The Centre has called upon public sector banks to take exemplary actions against loan defaulters so that people realise that they cannot hold on to public money because bank money is also meant for the common citizen.
“The banks will now have to enforce their rights in the larger interests of the economy because if money keeps lying blocked with one section, then your capacity to lend is adversely impacted,” Union Finance Minister Arun Jaitley said on Friday at a conference organised by the office of Comptroller & Auditor General of India. “A long rope has been given to people to sort matters out and the stage is now set for banks to take effective actions in some cases so that people realise that you cannot hold on to public money because bank money is also public money.”
Public sector banks’ officials, unlike their private sector counterparts, Mr.
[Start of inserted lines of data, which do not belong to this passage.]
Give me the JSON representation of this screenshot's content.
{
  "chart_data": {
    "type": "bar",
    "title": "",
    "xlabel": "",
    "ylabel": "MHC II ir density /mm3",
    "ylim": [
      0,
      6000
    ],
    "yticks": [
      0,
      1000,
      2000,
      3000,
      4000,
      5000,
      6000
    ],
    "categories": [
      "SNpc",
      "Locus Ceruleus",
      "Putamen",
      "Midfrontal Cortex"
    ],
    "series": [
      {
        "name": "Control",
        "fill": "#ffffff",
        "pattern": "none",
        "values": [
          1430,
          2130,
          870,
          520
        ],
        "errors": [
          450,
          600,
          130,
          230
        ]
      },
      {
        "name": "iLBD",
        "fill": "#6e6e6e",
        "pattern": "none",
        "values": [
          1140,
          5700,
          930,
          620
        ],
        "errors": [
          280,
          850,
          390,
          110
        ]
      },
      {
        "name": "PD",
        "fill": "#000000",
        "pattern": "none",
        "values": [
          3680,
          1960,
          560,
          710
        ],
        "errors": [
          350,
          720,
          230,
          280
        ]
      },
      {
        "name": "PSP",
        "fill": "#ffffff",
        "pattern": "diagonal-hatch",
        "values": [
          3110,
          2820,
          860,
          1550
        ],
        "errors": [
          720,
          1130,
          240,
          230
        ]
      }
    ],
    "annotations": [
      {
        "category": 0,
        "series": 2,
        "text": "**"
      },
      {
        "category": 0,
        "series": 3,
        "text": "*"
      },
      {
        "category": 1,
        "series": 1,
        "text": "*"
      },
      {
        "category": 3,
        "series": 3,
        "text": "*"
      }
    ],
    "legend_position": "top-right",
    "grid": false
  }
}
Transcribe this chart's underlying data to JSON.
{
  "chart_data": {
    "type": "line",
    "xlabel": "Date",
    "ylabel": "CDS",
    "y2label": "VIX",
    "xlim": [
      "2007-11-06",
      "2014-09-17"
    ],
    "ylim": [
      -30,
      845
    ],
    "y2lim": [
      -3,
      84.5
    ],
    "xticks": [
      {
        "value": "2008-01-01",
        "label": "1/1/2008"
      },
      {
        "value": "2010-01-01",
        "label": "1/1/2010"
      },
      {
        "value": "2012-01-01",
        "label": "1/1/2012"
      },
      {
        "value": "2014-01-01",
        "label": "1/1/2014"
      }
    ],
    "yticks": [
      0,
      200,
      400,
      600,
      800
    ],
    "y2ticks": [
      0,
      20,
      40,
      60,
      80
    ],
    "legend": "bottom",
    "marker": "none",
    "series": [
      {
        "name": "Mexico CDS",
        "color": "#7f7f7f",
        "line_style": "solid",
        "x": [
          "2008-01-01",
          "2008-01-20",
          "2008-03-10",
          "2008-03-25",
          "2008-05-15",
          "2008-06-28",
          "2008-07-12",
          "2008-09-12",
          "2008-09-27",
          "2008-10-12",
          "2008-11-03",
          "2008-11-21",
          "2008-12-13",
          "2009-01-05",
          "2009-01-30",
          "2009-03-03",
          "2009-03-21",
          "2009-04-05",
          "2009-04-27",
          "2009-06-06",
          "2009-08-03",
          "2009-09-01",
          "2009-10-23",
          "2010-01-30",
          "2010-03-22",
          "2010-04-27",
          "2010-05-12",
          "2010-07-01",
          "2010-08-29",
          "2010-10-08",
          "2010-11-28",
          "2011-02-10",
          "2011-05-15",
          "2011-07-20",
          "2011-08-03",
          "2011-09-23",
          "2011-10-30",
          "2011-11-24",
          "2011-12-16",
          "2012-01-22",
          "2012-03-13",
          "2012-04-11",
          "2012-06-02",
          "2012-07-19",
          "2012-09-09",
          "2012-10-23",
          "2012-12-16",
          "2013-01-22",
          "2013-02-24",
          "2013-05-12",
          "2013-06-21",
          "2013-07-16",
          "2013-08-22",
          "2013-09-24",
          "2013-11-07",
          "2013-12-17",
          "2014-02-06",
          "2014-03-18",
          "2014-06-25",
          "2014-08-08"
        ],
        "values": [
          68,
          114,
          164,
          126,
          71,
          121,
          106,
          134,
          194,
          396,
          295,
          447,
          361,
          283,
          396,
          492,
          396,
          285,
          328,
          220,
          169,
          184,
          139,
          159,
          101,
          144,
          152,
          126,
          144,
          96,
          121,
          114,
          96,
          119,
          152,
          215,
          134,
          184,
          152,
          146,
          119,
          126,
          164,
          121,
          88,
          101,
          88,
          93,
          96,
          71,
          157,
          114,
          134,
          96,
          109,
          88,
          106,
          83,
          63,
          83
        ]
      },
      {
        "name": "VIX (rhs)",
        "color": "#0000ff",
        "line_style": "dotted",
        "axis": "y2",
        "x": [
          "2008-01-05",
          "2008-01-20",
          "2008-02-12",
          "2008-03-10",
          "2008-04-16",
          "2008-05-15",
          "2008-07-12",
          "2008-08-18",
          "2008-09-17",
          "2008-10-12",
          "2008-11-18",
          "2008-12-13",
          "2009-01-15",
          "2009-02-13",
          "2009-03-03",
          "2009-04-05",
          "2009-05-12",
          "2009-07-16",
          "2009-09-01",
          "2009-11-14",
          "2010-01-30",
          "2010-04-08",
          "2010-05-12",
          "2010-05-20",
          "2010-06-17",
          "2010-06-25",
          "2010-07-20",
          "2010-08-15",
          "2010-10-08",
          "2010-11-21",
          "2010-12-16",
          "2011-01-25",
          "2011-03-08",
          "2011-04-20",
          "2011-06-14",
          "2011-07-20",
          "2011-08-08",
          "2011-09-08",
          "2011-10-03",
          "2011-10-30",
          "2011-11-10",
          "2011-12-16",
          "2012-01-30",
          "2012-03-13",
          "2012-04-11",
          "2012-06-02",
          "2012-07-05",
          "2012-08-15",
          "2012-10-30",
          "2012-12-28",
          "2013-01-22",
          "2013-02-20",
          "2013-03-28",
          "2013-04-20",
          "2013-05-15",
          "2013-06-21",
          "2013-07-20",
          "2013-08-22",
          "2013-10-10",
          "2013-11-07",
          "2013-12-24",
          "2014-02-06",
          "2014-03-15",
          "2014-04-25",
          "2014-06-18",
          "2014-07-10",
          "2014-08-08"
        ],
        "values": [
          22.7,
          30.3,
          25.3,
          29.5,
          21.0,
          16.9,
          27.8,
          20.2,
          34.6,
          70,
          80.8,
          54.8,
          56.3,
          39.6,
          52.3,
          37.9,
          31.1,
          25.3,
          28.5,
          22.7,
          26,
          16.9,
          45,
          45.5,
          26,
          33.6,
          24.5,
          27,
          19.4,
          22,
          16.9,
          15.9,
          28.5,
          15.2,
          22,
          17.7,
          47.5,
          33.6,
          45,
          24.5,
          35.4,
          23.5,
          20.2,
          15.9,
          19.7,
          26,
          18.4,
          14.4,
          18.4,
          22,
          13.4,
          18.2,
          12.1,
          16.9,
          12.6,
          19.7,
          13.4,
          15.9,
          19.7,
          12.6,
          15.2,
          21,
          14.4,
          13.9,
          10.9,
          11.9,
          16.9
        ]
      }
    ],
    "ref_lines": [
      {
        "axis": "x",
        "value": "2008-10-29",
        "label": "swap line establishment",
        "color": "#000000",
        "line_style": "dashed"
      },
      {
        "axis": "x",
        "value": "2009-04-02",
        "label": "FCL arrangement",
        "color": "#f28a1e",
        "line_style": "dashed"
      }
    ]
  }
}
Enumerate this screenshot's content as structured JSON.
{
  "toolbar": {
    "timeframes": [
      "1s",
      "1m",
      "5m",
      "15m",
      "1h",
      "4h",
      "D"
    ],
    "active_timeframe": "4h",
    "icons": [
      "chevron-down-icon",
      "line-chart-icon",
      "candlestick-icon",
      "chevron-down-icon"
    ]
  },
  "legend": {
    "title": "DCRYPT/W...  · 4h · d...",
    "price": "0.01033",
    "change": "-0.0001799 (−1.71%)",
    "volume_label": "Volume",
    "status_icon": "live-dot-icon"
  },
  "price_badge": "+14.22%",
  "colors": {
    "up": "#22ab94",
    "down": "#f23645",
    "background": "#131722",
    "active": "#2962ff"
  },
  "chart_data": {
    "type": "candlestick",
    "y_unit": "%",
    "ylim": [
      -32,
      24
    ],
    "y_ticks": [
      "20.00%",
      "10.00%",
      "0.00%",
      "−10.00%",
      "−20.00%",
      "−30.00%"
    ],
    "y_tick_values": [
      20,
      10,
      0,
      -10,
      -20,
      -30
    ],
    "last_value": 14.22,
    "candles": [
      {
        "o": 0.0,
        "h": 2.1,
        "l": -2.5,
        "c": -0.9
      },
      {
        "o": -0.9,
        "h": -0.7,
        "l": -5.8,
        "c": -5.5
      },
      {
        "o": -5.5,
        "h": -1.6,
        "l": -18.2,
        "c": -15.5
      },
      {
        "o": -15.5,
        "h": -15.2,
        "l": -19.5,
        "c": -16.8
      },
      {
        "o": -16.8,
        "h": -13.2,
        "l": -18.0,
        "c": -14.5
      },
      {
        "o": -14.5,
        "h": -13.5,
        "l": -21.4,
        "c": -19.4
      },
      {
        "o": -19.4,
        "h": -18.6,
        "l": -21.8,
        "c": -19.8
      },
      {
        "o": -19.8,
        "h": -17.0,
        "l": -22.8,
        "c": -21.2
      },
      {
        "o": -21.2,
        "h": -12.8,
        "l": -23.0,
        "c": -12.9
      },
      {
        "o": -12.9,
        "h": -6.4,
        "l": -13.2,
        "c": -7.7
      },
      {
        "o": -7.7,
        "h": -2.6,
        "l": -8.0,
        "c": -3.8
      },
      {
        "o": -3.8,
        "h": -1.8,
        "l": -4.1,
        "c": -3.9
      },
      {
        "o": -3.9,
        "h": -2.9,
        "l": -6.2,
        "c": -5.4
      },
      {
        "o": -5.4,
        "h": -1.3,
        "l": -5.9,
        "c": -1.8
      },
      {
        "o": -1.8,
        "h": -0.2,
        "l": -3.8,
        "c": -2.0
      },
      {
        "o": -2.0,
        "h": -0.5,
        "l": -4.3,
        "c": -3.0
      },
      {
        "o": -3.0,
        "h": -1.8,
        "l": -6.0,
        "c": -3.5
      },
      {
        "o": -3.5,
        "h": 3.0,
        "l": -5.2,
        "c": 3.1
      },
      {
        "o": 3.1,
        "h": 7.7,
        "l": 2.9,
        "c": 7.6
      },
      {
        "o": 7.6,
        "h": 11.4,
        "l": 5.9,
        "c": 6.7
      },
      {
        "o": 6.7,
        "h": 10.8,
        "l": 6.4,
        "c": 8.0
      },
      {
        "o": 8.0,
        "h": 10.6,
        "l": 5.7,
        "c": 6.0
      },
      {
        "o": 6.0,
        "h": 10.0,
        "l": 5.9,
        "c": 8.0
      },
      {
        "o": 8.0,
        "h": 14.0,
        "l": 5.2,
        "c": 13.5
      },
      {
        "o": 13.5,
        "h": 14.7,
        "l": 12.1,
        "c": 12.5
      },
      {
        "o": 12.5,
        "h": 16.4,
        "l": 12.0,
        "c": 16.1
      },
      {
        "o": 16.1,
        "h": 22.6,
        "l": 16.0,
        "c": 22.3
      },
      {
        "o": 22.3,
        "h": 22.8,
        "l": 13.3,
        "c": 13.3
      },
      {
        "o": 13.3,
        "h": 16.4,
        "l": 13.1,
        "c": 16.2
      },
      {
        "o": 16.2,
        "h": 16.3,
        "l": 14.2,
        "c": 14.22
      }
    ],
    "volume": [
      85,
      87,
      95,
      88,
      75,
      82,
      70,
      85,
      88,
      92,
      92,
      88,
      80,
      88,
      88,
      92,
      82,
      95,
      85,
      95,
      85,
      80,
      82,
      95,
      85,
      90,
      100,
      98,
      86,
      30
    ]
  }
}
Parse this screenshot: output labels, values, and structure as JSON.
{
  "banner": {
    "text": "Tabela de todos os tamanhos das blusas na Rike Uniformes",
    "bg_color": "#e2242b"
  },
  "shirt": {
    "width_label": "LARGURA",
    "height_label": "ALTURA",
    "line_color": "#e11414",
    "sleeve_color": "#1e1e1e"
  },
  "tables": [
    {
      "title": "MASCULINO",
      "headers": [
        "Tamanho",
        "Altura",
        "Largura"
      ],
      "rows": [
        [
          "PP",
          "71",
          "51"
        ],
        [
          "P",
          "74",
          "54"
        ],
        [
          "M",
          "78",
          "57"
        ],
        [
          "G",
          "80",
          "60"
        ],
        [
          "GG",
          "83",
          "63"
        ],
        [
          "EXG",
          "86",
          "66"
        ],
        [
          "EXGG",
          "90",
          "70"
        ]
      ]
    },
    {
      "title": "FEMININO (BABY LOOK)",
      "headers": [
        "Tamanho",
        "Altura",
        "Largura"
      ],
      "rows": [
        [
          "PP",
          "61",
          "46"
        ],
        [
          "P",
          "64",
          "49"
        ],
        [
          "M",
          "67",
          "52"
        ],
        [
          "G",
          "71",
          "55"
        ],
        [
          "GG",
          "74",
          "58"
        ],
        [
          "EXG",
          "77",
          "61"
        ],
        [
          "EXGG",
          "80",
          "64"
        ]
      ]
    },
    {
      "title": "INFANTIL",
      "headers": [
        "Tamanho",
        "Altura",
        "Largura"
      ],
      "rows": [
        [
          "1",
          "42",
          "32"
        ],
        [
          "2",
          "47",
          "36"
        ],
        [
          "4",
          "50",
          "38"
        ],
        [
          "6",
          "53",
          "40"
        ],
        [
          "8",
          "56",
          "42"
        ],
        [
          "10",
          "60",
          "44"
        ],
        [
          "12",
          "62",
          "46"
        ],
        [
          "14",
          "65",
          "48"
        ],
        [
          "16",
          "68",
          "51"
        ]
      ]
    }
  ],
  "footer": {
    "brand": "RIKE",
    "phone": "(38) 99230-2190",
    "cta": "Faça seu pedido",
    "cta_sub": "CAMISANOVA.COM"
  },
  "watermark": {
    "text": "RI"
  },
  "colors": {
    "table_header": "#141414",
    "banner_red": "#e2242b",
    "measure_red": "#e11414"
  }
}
Jaitley said, were constrained in settling the current lot of non-performing assets (NPAs) by some of the provisions of the Prevention of Corruption Act, 1988.
Since the Act was legislated three years before the liberalisation process started, the thought process that had gone in to it was of a regulated regime, he said.
“If we now closely scrutinise the provisions of that Act, it does not make a clear distinction between an erroneous decision and a corrupt decision… The corrupt decision must be punishable. The erroneous one can only give you a post-facto analysis so that the system is wiser by that analysis but may not attract criminal consequences,” he said.